David’s workshop: an original approach to working studies
Before aborting the project, David had surrounded himself in his workshop with painters, architects, draughtsmen. His collaboration with other artists is documented, and already in 1990 Antoine Schnapper points out that the compositional study at the Harvard Art Museums, Cambridge (fig. 2; inv. 1943.799; Stein, op. cit., p. 188, fig. 109) was executed with the help of Charles Moreau (1762-1810), David’s pupil and friend, a painter and architect working with him in his workshop (in Jacques-Louis David, exhib. cat., Versailles, Musée National du Château de Versailles, 1990, p. 248).

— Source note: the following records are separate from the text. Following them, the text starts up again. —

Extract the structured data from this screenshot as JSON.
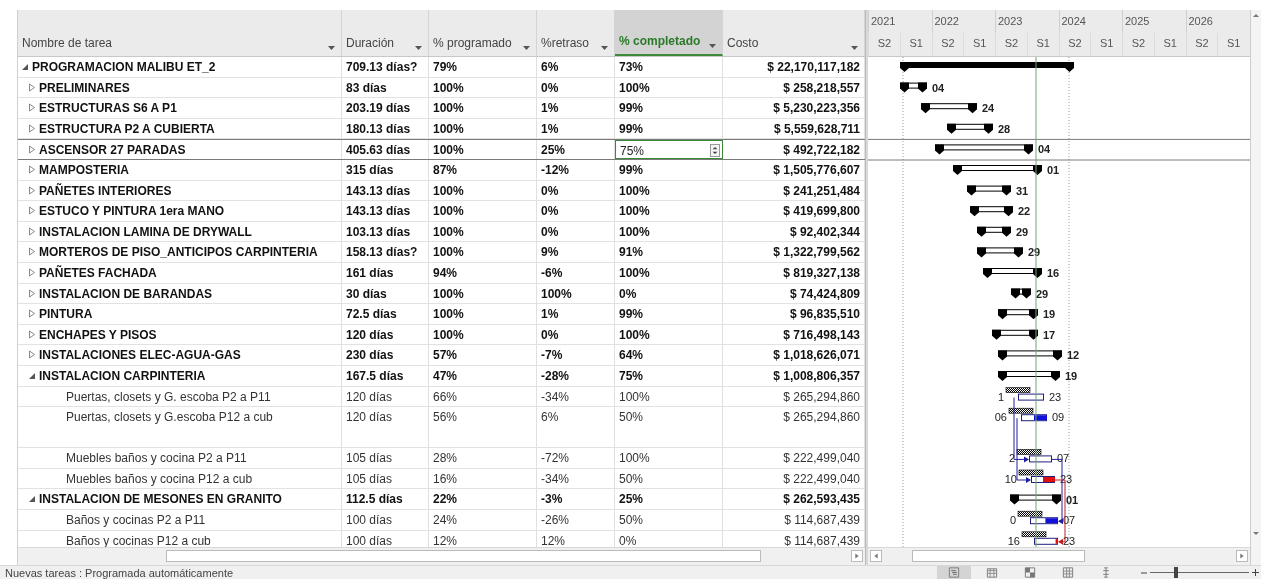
{
  "columns": [
    {
      "label": "Nombre de tarea",
      "selected": false
    },
    {
      "label": "Duración",
      "selected": false
    },
    {
      "label": "% programado",
      "selected": false
    },
    {
      "label": "%retraso",
      "selected": false
    },
    {
      "label": "% completado",
      "selected": true
    },
    {
      "label": "Costo",
      "selected": false
    }
  ],
  "timescale": {
    "years": [
      "2021",
      "2022",
      "2023",
      "2024",
      "2025",
      "2026"
    ],
    "halves": [
      "S2",
      "S1",
      "S2",
      "S1",
      "S2",
      "S1",
      "S2",
      "S1",
      "S2",
      "S1",
      "S2",
      "S1"
    ]
  },
  "tasks": [
    {
      "name": "PROGRAMACION MALIBU ET_2",
      "duration": "709.13 días?",
      "scheduled": "79%",
      "delay": "6%",
      "complete": "73%",
      "cost": "$ 22,170,117,182",
      "kind": "summary",
      "expanded": true,
      "selected": false,
      "children": [
        {
          "name": "PRELIMINARES",
          "duration": "83 días",
          "scheduled": "100%",
          "delay": "0%",
          "complete": "100%",
          "cost": "$ 258,218,557",
          "kind": "summary",
          "expanded": false,
          "selected": false,
          "finish_label": "04"
        },
        {
          "name": "ESTRUCTURAS S6 A P1",
          "duration": "203.19 días",
          "scheduled": "100%",
          "delay": "1%",
          "complete": "99%",
          "cost": "$ 5,230,223,356",
          "kind": "summary",
          "expanded": false,
          "selected": false,
          "finish_label": "24"
        },
        {
          "name": "ESTRUCTURA P2 A CUBIERTA",
          "duration": "180.13 días",
          "scheduled": "100%",
          "delay": "1%",
          "complete": "99%",
          "cost": "$ 5,559,628,711",
          "kind": "summary",
          "expanded": false,
          "selected": false,
          "finish_label": "28"
        },
        {
          "name": "ASCENSOR 27 PARADAS",
          "duration": "405.63 días",
          "scheduled": "100%",
          "delay": "25%",
          "complete": "75%",
          "cost": "$ 492,722,182",
          "kind": "summary",
          "expanded": false,
          "selected": true,
          "finish_label": "04"
        },
        {
          "name": "MAMPOSTERIA",
          "duration": "315 días",
          "scheduled": "87%",
          "delay": "-12%",
          "complete": "99%",
          "cost": "$ 1,505,776,607",
          "kind": "summary",
          "expanded": false,
          "selected": false,
          "finish_label": "01"
        },
        {
          "name": "PAÑETES INTERIORES",
          "duration": "143.13 días",
          "scheduled": "100%",
          "delay": "0%",
          "complete": "100%",
          "cost": "$ 241,251,484",
          "kind": "summary",
          "expanded": false,
          "selected": false,
          "finish_label": "31"
        },
        {
          "name": "ESTUCO Y PINTURA 1era MANO",
          "duration": "143.13 días",
          "scheduled": "100%",
          "delay": "0%",
          "complete": "100%",
          "cost": "$ 419,699,800",
          "kind": "summary",
          "expanded": false,
          "selected": false,
          "finish_label": "22"
        },
        {
          "name": "INSTALACION LAMINA DE DRYWALL",
          "duration": "103.13 días",
          "scheduled": "100%",
          "delay": "0%",
          "complete": "100%",
          "cost": "$ 92,402,344",
          "kind": "summary",
          "expanded": false,
          "selected": false,
          "finish_label": "29"
        },
        {
          "name": "MORTEROS DE PISO_ANTICIPOS CARPINTERIA",
          "duration": "158.13 días?",
          "scheduled": "100%",
          "delay": "9%",
          "complete": "91%",
          "cost": "$ 1,322,799,562",
          "kind": "summary",
          "expanded": false,
          "selected": false,
          "finish_label": "29"
        },
        {
          "name": "PAÑETES FACHADA",
          "duration": "161 días",
          "scheduled": "94%",
          "delay": "-6%",
          "complete": "100%",
          "cost": "$ 819,327,138",
          "kind": "summary",
          "expanded": false,
          "selected": false,
          "finish_label": "16"
        },
        {
          "name": "INSTALACION DE BARANDAS",
          "duration": "30 días",
          "scheduled": "100%",
          "delay": "100%",
          "complete": "0%",
          "cost": "$ 74,424,809",
          "kind": "summary",
          "expanded": false,
          "selected": false,
          "finish_label": "29"
        },
        {
          "name": "PINTURA",
          "duration": "72.5 días",
          "scheduled": "100%",
          "delay": "1%",
          "complete": "99%",
          "cost": "$ 96,835,510",
          "kind": "summary",
          "expanded": false,
          "selected": false,
          "finish_label": "19"
        },
        {
          "name": "ENCHAPES Y PISOS",
          "duration": "120 días",
          "scheduled": "100%",
          "delay": "0%",
          "complete": "100%",
          "cost": "$ 716,498,143",
          "kind": "summary",
          "expanded": false,
          "selected": false,
          "finish_label": "17"
        },
        {
          "name": "INSTALACIONES ELEC-AGUA-GAS",
          "duration": "230 días",
          "scheduled": "57%",
          "delay": "-7%",
          "complete": "64%",
          "cost": "$ 1,018,626,071",
          "kind": "summary",
          "expanded": false,
          "selected": false,
          "finish_label": "12"
        },
        {
          "name": "INSTALACION CARPINTERIA",
          "duration": "167.5 días",
          "scheduled": "47%",
          "delay": "-28%",
          "complete": "75%",
          "cost": "$ 1,008,806,357",
          "kind": "summary",
          "expanded": true,
          "selected": false,
          "finish_label": "19",
          "children": [
            {
              "name": "Puertas, closets y G. escoba P2 a P11",
              "duration": "120 días",
              "scheduled": "66%",
              "delay": "-34%",
              "complete": "100%",
              "cost": "$ 265,294,860",
              "kind": "task",
              "selected": false,
              "start_label": "1",
              "finish_label": "23"
            },
            {
              "name": "Puertas, closets y G.escoba P12 a cub",
              "duration": "120 días",
              "scheduled": "56%",
              "delay": "6%",
              "complete": "50%",
              "cost": "$ 265,294,860",
              "kind": "task",
              "selected": false,
              "start_label": "06",
              "finish_label": "09"
            },
            {
              "name": "Muebles baños y cocina P2 a P11",
              "duration": "105 días",
              "scheduled": "28%",
              "delay": "-72%",
              "complete": "100%",
              "cost": "$ 222,499,040",
              "kind": "task",
              "selected": false,
              "start_label": "2",
              "finish_label": "07"
            },
            {
              "name": "Muebles baños y cocina P12 a cub",
              "duration": "105 días",
              "scheduled": "16%",
              "delay": "-34%",
              "complete": "50%",
              "cost": "$ 222,499,040",
              "kind": "task",
              "selected": false,
              "start_label": "10",
              "finish_label": "23"
            }
          ]
        },
        {
          "name": "INSTALACION DE MESONES EN GRANITO",
          "duration": "112.5 días",
          "scheduled": "22%",
          "delay": "-3%",
          "complete": "25%",
          "cost": "$ 262,593,435",
          "kind": "summary",
          "expanded": true,
          "selected": false,
          "finish_label": "01",
          "children": [
            {
              "name": "Baños y cocinas P2 a P11",
              "duration": "100 días",
              "scheduled": "24%",
              "delay": "-26%",
              "complete": "50%",
              "cost": "$ 114,687,439",
              "kind": "task",
              "selected": false,
              "start_label": "0",
              "finish_label": "07"
            },
            {
              "name": "Baños y cocinas P12 a cub",
              "duration": "100 días",
              "scheduled": "12%",
              "delay": "12%",
              "complete": "0%",
              "cost": "$ 114,687,439",
              "kind": "task",
              "selected": false,
              "start_label": "16",
              "finish_label": "23"
            }
          ]
        }
      ]
    }
  ],
  "status_bar": {
    "text": "Nuevas tareas : Programada automáticamente",
    "views": [
      {
        "kind": "gantt",
        "selected": true
      },
      {
        "kind": "calendar",
        "selected": false
      },
      {
        "kind": "network",
        "selected": false
      },
      {
        "kind": "sheet",
        "selected": false
      },
      {
        "kind": "timeline",
        "selected": false
      }
    ],
    "zoom": {
      "level": 0.26
    }
  }
}
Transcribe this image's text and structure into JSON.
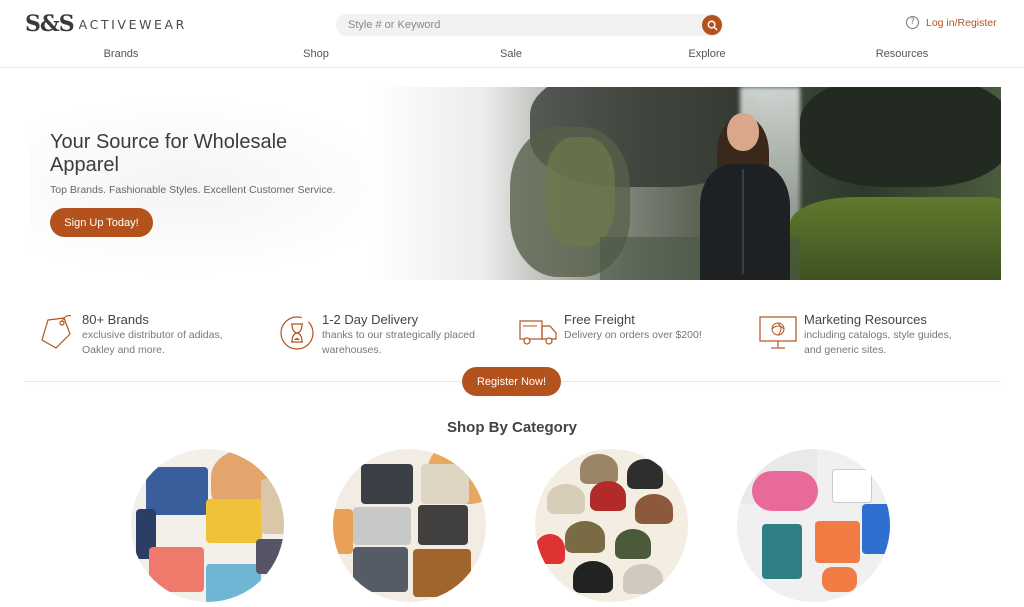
{
  "header": {
    "logo_mark": "S&S",
    "logo_text": "ACTIVEWEAR",
    "search_placeholder": "Style # or Keyword",
    "login_label": "Log in/Register"
  },
  "nav": [
    "Brands",
    "Shop",
    "Sale",
    "Explore",
    "Resources"
  ],
  "hero": {
    "title": "Your Source for Wholesale Apparel",
    "subtitle": "Top Brands. Fashionable Styles. Excellent Customer Service.",
    "cta": "Sign Up Today!"
  },
  "features": [
    {
      "icon": "price-tag-icon",
      "title": "80+ Brands",
      "desc": [
        "exclusive distributor of adidas,",
        "Oakley and more."
      ]
    },
    {
      "icon": "hourglass-icon",
      "title": "1-2 Day Delivery",
      "desc": [
        "thanks to our strategically placed",
        "warehouses."
      ]
    },
    {
      "icon": "truck-icon",
      "title": "Free Freight",
      "desc": [
        "Delivery on orders over $200!"
      ]
    },
    {
      "icon": "monitor-icon",
      "title": "Marketing Resources",
      "desc": [
        "including catalogs, style guides,",
        "and generic sites."
      ]
    }
  ],
  "register_cta": "Register Now!",
  "categories_title": "Shop By Category",
  "colors": {
    "accent": "#b4521d",
    "text": "#3c3c3c"
  }
}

The current drawing is a precious document for understanding David’s working process. For instance, the deputy Edmond-Louis-Alexis Dubois-Crancé (1747-1814), identifiable in the new drawing as the man standing with his right arm raised, added on a separate piece of paper, eventually appeared with his hands on his chest, his head jerking backward, while Maximilien Robespierre (1758-1794), standing on the chair, is the one raising his right arm in the final version of the composition as documented in the drawing now in Versailles. In one of David’s own drawings in a French private collection (fig. 3; see Stein, op. cit., no. 52, ill.), Dubois-Crancé and Robespierre, both close friends of David, are similarly positioned with the latter standing up on a chair behind the other. The positioning of the two deputies is swapped in the final composition, with Robespierre now standing to tennis court’s floor. A compelling parallel could be drawn between the turn of events in the revolutionary developments and David’s political situation: the artist, deputy to the Convention backing Robespierre, followed him through to the end of the Terror, only to find himself in prison. Could the change in the composition be intended to tone down the work’s original political message? Such a shift of a figure’s position by adding a piece of paper on top of the larger drawing records the artist’s hesitations and creative process. The technique is characteristic for David, and was also used by him in the more finished drawing for the Oath of the Tennis Court mentioned above, where the central group, including the President Bailly, was replaced with one drawn on a cut-out piece of paper.

A distinguished provenance: the Collection of Baron Dominique-Vivant Denon
Like the drawing in a private French collection mentioned above and depicting Dubois-Crancé and Robespierre (fig. 3), the present work once belonged to one of David’s most celebrated pupils, Dominique-Vivant Denon, who produced an engraving of the composition in early 1794. Both drawings bear his collector’s mark, recorded by Frits Lugt under the number 779. A tireless collector, he was director-general of museums under Napoleon and later served as the first director of the Louvre. However, Vivant Denon was first and foremost an artist with a great passion for prints, which he used as an ‘autobiographic notebook’ (A. Goetz in P. Rosenberg, Dominique-Vivant Denon. L’Œil de Napoléon, exhib. cat., Paris, Musée du Louvre, 1999-2000, p. 71). The turbulence of the Revolution spurred him to ‘engrave and publish, for the benefit of the Committee of Public Safety [Comité du Salut public], the Republican costumes designed by David’ (U. van de Sandt ibidem, p. 75). As a member of David’s close circle, Vivant Denon came into possession of the present drawing, squared-up in pen and brown ink. The dimensions of the sheet, measured within the framing lines, equal those of Vivant Denon’s engraving of the Oath of the Tennis Court, before the fall of Robespierre in August of 1794 (an impression is at the Bibliothèque Nationale de France, Département des Estampes et de la Photographie, shelfmark AA5 SR DAVID; see Rosenberg, op. cit., no. 55, ill.). This new drawing, closely connected to the engraving and depicting one of the most celebrated of David’s compositions, constitutes a precious record of the artist at work, relentlessly reworking and adjusting not his work, and collaborating closely with members of his studio.